The Cows by Lydia Davis

Lydia Davis is one of our contemporary flash elders–a master of the form (and a bonafide genius). So, I have to include her work whenever I teach the nonfiction conceit class (please also read her longer collections of shorts). This chapbook is funny and odd and everything you’d expect from Lydia Davis’ piercing observations of the world around her–language boiled into tiny crystalline rainbow-makers.

Sygyzy, Beauty: An Essay by T. Fleischman

This already seems like a classic. I love it because of how Fleischman wrangles the address of a lover into a series of flashes, so that it becomes a portrait of the speaker. That trick of focus reminds me a lot of Jenny Boully’s The Body: An Essay, which is a small volume written in footnotes. The white space of the page is tantalizing, and maybe where the truth of the love story she’s telling lies.

Exploded View: Essays on Fatherhood, with Diagrams by Dustin Parsons

This collection is really nice for students to encounter because while many of the essays are about childhood memories growing up as the son of an oilfield mechanic, others are very much grounded in the “dailyness” of Parsons’s present-day life as a partner and father. It’s a visually unusual book. Parsons uses everything from schematics to hand-drawn images to support his essays. I have a lot of luck teaching his craft essay “Dustin Parsons on Dropping Off”–which shows and cites his essay “Drop Off.”

Maggie Nelson, Bluets

Excerpts from BluetsJane, A Murder by Maggie Nelson

We always look at least an excerpt from Bluets and often from Jane, as well.
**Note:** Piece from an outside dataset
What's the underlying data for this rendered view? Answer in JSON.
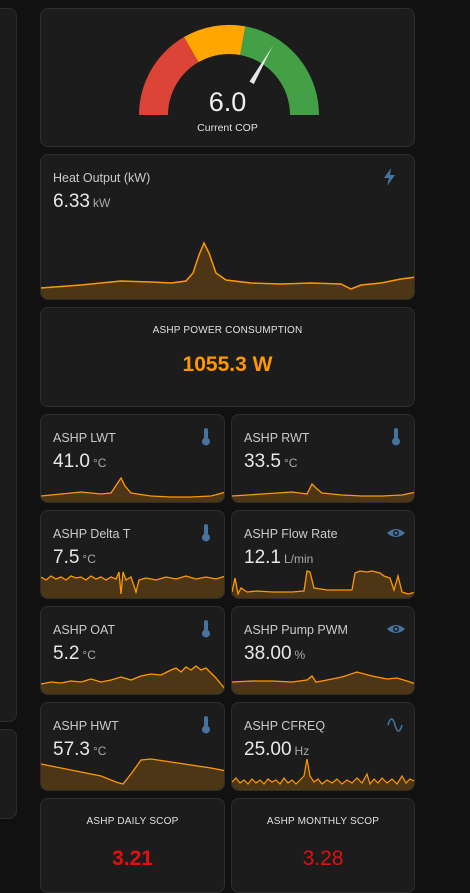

I read Jane, then became completely engrossed when I read The Red Parts. That pairing of books is such a cool example of what can happen when a writer keeps moving with a subject that’s under transformation–the investigation of her aunt’s murder, the trial, and Nelson’s understanding of her aunt as a person and her family’s various responses to the murder. It’s like looking at a single subject through a kaleidoscope of archives, essays, and memories. 
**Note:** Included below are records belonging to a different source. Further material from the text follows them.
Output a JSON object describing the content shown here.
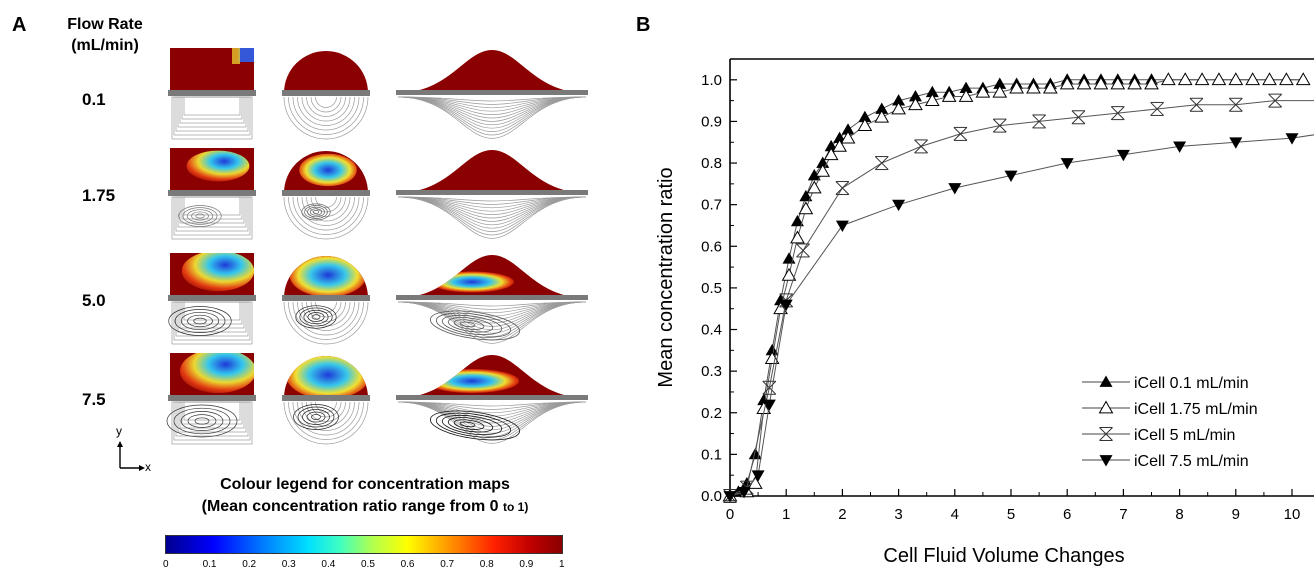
{
  "panel_a": {
    "letter": "A",
    "header_line1": "Flow Rate",
    "header_line2": "(mL/min)",
    "rates": [
      "0.1",
      "1.75",
      "5.0",
      "7.5"
    ],
    "axis_y": "y",
    "axis_x": "x",
    "colour_legend_line1": "Colour legend for concentration maps",
    "colour_legend_line2": "(Mean concentration ratio range from 0",
    "colour_legend_to": "to 1)",
    "colorbar_ticks": [
      "0",
      "0.1",
      "0.2",
      "0.3",
      "0.4",
      "0.5",
      "0.6",
      "0.7",
      "0.8",
      "0.9",
      "1"
    ],
    "colors": {
      "high": "#8b0000",
      "flowline": "#9a9a9a",
      "divider": "#7a7a7a"
    }
  },
  "panel_b": {
    "letter": "B"
  },
  "chart_data": {
    "type": "line",
    "title": "",
    "xlabel": "Cell Fluid Volume Changes",
    "ylabel": "Mean concentration ratio",
    "xlim": [
      0,
      10.5
    ],
    "ylim": [
      0,
      1.05
    ],
    "xticks": [
      0,
      1,
      2,
      3,
      4,
      5,
      6,
      7,
      8,
      9,
      10
    ],
    "yticks": [
      "0.0",
      "0.1",
      "0.2",
      "0.3",
      "0.4",
      "0.5",
      "0.6",
      "0.7",
      "0.8",
      "0.9",
      "1.0"
    ],
    "grid": false,
    "legend_position": "bottom-right",
    "series": [
      {
        "name": "iCell 0.1 mL/min",
        "marker": "triangle-up-filled",
        "x": [
          0,
          0.15,
          0.3,
          0.45,
          0.6,
          0.75,
          0.9,
          1.05,
          1.2,
          1.35,
          1.5,
          1.65,
          1.8,
          1.95,
          2.1,
          2.4,
          2.7,
          3.0,
          3.3,
          3.6,
          3.9,
          4.2,
          4.5,
          4.8,
          5.1,
          5.4,
          5.7,
          6.0,
          6.3,
          6.6,
          6.9,
          7.2,
          7.5,
          7.8,
          8.1,
          8.4,
          8.7,
          9.0,
          9.3,
          9.6,
          9.9,
          10.2
        ],
        "y": [
          0.0,
          0.01,
          0.03,
          0.1,
          0.23,
          0.35,
          0.47,
          0.57,
          0.66,
          0.72,
          0.77,
          0.8,
          0.84,
          0.86,
          0.88,
          0.91,
          0.93,
          0.95,
          0.96,
          0.97,
          0.97,
          0.98,
          0.98,
          0.99,
          0.99,
          0.99,
          0.99,
          1.0,
          1.0,
          1.0,
          1.0,
          1.0,
          1.0,
          1.0,
          1.0,
          1.0,
          1.0,
          1.0,
          1.0,
          1.0,
          1.0,
          1.0
        ]
      },
      {
        "name": "iCell 1.75 mL/min",
        "marker": "triangle-up-open",
        "x": [
          0,
          0.3,
          0.45,
          0.6,
          0.75,
          0.9,
          1.05,
          1.2,
          1.35,
          1.5,
          1.65,
          1.8,
          1.95,
          2.1,
          2.4,
          2.7,
          3.0,
          3.3,
          3.6,
          3.9,
          4.2,
          4.5,
          4.8,
          5.1,
          5.4,
          5.7,
          6.0,
          6.3,
          6.6,
          6.9,
          7.2,
          7.5,
          7.8,
          8.1,
          8.4,
          8.7,
          9.0,
          9.3,
          9.6,
          9.9,
          10.2
        ],
        "y": [
          0.0,
          0.01,
          0.03,
          0.21,
          0.33,
          0.45,
          0.53,
          0.62,
          0.69,
          0.74,
          0.78,
          0.82,
          0.84,
          0.86,
          0.89,
          0.91,
          0.93,
          0.94,
          0.95,
          0.96,
          0.96,
          0.97,
          0.97,
          0.98,
          0.98,
          0.98,
          0.99,
          0.99,
          0.99,
          0.99,
          0.99,
          0.99,
          1.0,
          1.0,
          1.0,
          1.0,
          1.0,
          1.0,
          1.0,
          1.0,
          1.0
        ]
      },
      {
        "name": "iCell 5 mL/min",
        "marker": "x-box",
        "x": [
          0,
          0.3,
          0.7,
          1.0,
          1.3,
          2.0,
          2.7,
          3.4,
          4.1,
          4.8,
          5.5,
          6.2,
          6.9,
          7.6,
          8.3,
          9.0,
          9.7,
          10.4
        ],
        "y": [
          0.0,
          0.02,
          0.26,
          0.47,
          0.59,
          0.74,
          0.8,
          0.84,
          0.87,
          0.89,
          0.9,
          0.91,
          0.92,
          0.93,
          0.94,
          0.94,
          0.95,
          0.95
        ]
      },
      {
        "name": "iCell 7.5 mL/min",
        "marker": "triangle-down-filled",
        "x": [
          0,
          0.25,
          0.5,
          0.7,
          1.0,
          2.0,
          3.0,
          4.0,
          5.0,
          6.0,
          7.0,
          8.0,
          9.0,
          10.0,
          10.5
        ],
        "y": [
          0.0,
          0.01,
          0.05,
          0.22,
          0.46,
          0.65,
          0.7,
          0.74,
          0.77,
          0.8,
          0.82,
          0.84,
          0.85,
          0.86,
          0.87
        ]
      }
    ]
  }
}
Heating and Cooling: 52 Micro-Memoirs by Beth Ann Fennelly 

This is a standard-bearer in the genre for me. I like it because Fennelly is quite funny, and my syllabi tend to be pretty grim. The book’s 52 flashes have amazing range, but humor is so present in the book. It can be helpful for students—and me—to experience joy in reading this work. At the same time, there are some essays in it—like “I Survived the Blizzard of ’79”—that teache a lot about poignancy, and setting, and writing about memory. And I teach “11. And I’ve Been Searching Ceaselessly For You Ever Since, Mon Amor” along with other list essays to help students see what possibility exists in that kind of writing. And in this Electric Literature interview, Fennelly offers insight for writers looking to compile similar books:

“An early draft of the book had 100 pieces. My editor suggested I cut it down, not because any of the micro-memoirs were huge pieces of garbage, but because the book felt a little overwhelming. So I cut down pieces that seemed like outliers, thematically. I kept ones that focused on my central roles — wife, mother, writer, woman — and hoped the cuts allowed a kind of coalescing among these central roles. The book is in some ways about the choices we make in an effort to be happy.”
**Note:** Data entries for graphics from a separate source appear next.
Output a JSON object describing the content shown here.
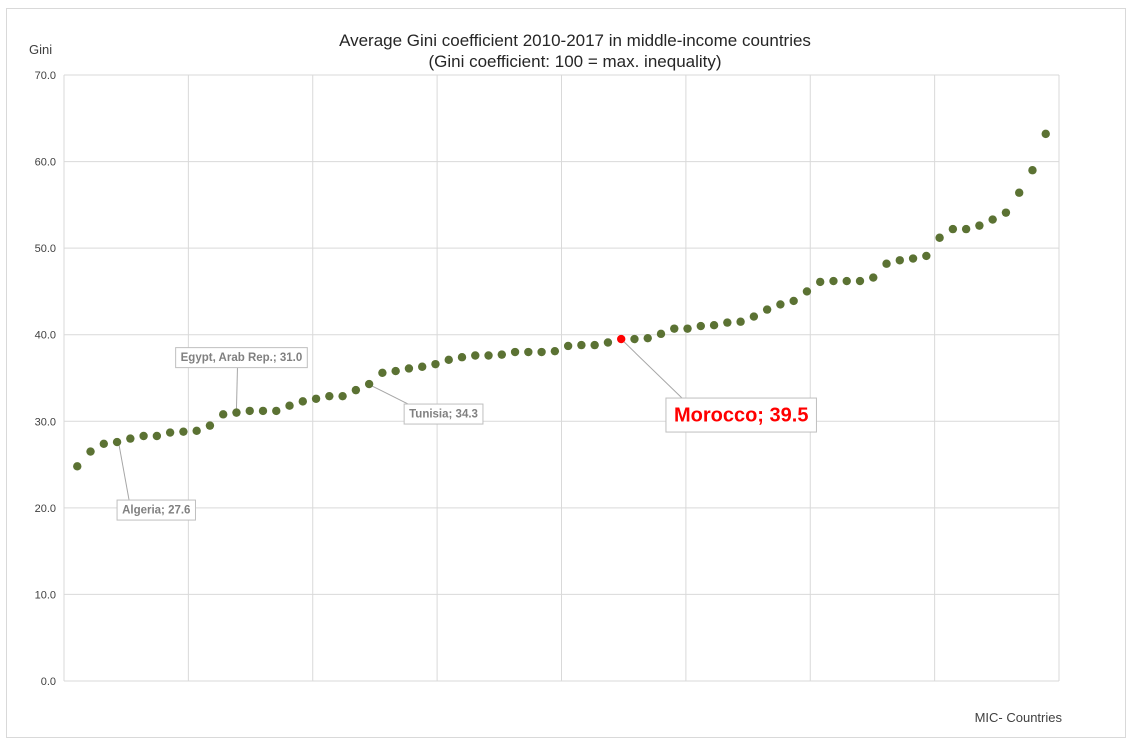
{
  "chart_data": {
    "type": "scatter",
    "title": "Average Gini coefficient 2010-2017 in middle-income countries",
    "subtitle": "(Gini coefficient:  100 = max. inequality)",
    "xlabel": "MIC- Countries",
    "ylabel": "Gini",
    "ylim": [
      0,
      70
    ],
    "yticks": [
      "0.0",
      "10.0",
      "20.0",
      "30.0",
      "40.0",
      "50.0",
      "60.0",
      "70.0"
    ],
    "xlim": [
      0,
      75
    ],
    "grid": true,
    "legend": "none",
    "point_color": "#5b7233",
    "highlight_color": "#ff0000",
    "x": [
      1,
      2,
      3,
      4,
      5,
      6,
      7,
      8,
      9,
      10,
      11,
      12,
      13,
      14,
      15,
      16,
      17,
      18,
      19,
      20,
      21,
      22,
      23,
      24,
      25,
      26,
      27,
      28,
      29,
      30,
      31,
      32,
      33,
      34,
      35,
      36,
      37,
      38,
      39,
      40,
      41,
      42,
      43,
      44,
      45,
      46,
      47,
      48,
      49,
      50,
      51,
      52,
      53,
      54,
      55,
      56,
      57,
      58,
      59,
      60,
      61,
      62,
      63,
      64,
      65,
      66,
      67,
      68,
      69,
      70,
      71,
      72,
      73,
      74
    ],
    "values": [
      24.8,
      26.5,
      27.4,
      27.6,
      28.0,
      28.3,
      28.3,
      28.7,
      28.8,
      28.9,
      29.5,
      30.8,
      31.0,
      31.2,
      31.2,
      31.2,
      31.8,
      32.3,
      32.6,
      32.9,
      32.9,
      33.6,
      34.3,
      35.6,
      35.8,
      36.1,
      36.3,
      36.6,
      37.1,
      37.4,
      37.6,
      37.6,
      37.7,
      38.0,
      38.0,
      38.0,
      38.1,
      38.7,
      38.8,
      38.8,
      39.1,
      39.5,
      39.5,
      39.6,
      40.1,
      40.7,
      40.7,
      41.0,
      41.1,
      41.4,
      41.5,
      42.1,
      42.9,
      43.5,
      43.9,
      45.0,
      46.1,
      46.2,
      46.2,
      46.2,
      46.6,
      48.2,
      48.6,
      48.8,
      49.1,
      51.2,
      52.2,
      52.2,
      52.6,
      53.3,
      54.1,
      56.4,
      59.0,
      63.2
    ],
    "highlight_index": 41,
    "annotations": [
      {
        "label": "Algeria; 27.6",
        "point_index": 3
      },
      {
        "label": "Egypt, Arab Rep.; 31.0",
        "point_index": 12
      },
      {
        "label": "Tunisia; 34.3",
        "point_index": 22
      },
      {
        "label": "Morocco; 39.5",
        "point_index": 41,
        "highlight": true
      }
    ]
  }
}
Online: Flash is largely an online world, in my experience both reading and writing it. There are a number of flash writers I read and follow regularly–like Dina Relles and jj peña–so if I am teaching a class with a wide variety of flash, I might rely on those writers’ works as well as some of the essays I’ve collected over the years that I think hold a lot of complexity and craft considerations for students trying to learn to write short essays–like “There Are Distances Between Us” by Roxane Gay, “I hoisted them, two drug dealers, I guess that’s what they were,” by Diane Seuss, and “Snowbound” by Natalie Lima.